疫情前我过着幸福的生活,有爱自己的家人,有网络上许多的朋友,有漫画的兴趣爱好,有外出旅游的闲暇,有喜欢的工作,有许多快乐的经历。当疫情来临,我所在的公司被解散,待我很好的师长退休了,我的追求无以为继,我远方的朋友再难相见,我的亲人朋友们都经历了许多挫折……我感到悲伤,身边许多人都感到悲伤。于是我开始写作,像达雷尔一样。我们把自己心底里那些快乐的回忆翻找出来,以应对现实中的诸多不如意。我希望通过文字让自己变得快乐,希望让他人也变得快乐。这是我写作的初衷。

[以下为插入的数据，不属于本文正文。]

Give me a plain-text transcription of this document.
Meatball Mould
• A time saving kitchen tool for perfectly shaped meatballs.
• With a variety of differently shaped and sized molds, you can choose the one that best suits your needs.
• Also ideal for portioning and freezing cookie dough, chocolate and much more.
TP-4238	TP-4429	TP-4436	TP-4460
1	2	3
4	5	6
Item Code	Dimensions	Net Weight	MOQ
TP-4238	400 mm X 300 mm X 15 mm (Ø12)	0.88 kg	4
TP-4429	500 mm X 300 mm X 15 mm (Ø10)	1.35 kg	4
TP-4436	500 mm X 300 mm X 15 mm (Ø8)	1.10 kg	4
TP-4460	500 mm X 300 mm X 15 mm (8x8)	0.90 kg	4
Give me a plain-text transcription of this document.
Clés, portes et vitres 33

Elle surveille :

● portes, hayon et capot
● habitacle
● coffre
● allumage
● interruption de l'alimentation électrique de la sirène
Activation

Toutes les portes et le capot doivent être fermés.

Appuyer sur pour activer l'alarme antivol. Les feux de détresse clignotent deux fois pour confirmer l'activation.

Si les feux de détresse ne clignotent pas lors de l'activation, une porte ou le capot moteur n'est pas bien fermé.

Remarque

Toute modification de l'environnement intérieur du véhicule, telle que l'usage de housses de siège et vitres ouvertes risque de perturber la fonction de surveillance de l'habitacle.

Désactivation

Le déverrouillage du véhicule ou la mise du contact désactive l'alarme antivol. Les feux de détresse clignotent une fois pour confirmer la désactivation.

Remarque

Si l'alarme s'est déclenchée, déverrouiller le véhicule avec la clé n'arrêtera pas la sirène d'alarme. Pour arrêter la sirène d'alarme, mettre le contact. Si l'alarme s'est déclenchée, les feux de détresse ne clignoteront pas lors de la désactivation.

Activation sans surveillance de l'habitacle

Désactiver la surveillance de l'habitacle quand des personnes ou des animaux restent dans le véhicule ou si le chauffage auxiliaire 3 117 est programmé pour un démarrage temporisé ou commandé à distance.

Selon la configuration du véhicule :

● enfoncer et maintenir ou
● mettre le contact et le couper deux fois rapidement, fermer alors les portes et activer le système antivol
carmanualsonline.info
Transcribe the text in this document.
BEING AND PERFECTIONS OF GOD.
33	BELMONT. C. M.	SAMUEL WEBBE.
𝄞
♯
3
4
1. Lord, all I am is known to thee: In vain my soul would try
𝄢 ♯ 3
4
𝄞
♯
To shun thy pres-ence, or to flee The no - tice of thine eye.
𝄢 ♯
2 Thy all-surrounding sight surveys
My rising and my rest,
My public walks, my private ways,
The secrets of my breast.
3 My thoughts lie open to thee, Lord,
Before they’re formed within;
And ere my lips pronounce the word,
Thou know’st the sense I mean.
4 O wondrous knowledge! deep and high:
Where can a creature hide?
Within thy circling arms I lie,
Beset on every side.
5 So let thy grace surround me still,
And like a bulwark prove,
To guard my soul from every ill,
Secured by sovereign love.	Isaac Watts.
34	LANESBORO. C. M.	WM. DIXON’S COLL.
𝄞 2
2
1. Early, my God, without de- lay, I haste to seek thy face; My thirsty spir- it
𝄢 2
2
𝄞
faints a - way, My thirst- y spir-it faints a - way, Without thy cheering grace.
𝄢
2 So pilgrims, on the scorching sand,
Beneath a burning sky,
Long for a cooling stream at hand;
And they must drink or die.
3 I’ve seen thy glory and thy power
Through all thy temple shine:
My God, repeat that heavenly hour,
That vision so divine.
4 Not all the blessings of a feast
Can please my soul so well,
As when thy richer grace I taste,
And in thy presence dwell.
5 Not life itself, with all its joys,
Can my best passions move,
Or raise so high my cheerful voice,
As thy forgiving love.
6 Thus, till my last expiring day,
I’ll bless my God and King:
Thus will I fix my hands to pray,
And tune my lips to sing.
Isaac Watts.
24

写作的人成千上万,每个人都有自己的初衷,每个人都有自己心里的那个世界,每个人都有自己在文学中独特的追求。杰拉尔德·达雷尔写自己的家人(和其他动物),文笔生动诙谐,惟妙惟肖。汪曾祺在被下放时,写他画马铃薯图谱,再把马铃薯烤来吃的经历。无数历史上的文人,在仕途失意时,便通过诗词歌赋美食自然等等兴味,给自己寻找安慰与解脱。不同的人写作,本就有不同的缘由,怎能被一种标准评判?怎能被一种理念束缚?
现在市场上有无数图书,也有无数名作家。有追求销路的,有追求名利的,有追求理想的,有耽美有武侠有散文有科普有童话,每个人都有自己感兴趣的,每个人也可以去走自己感兴趣的路子,看自己感兴趣的那些书,写自己感兴趣的那些作品,而不是被他人的话语所左右。文学创作,归根结底是写自己心之所向,譬如刘亮程的心之所向是村庄,他就写村庄,别人管的着吗?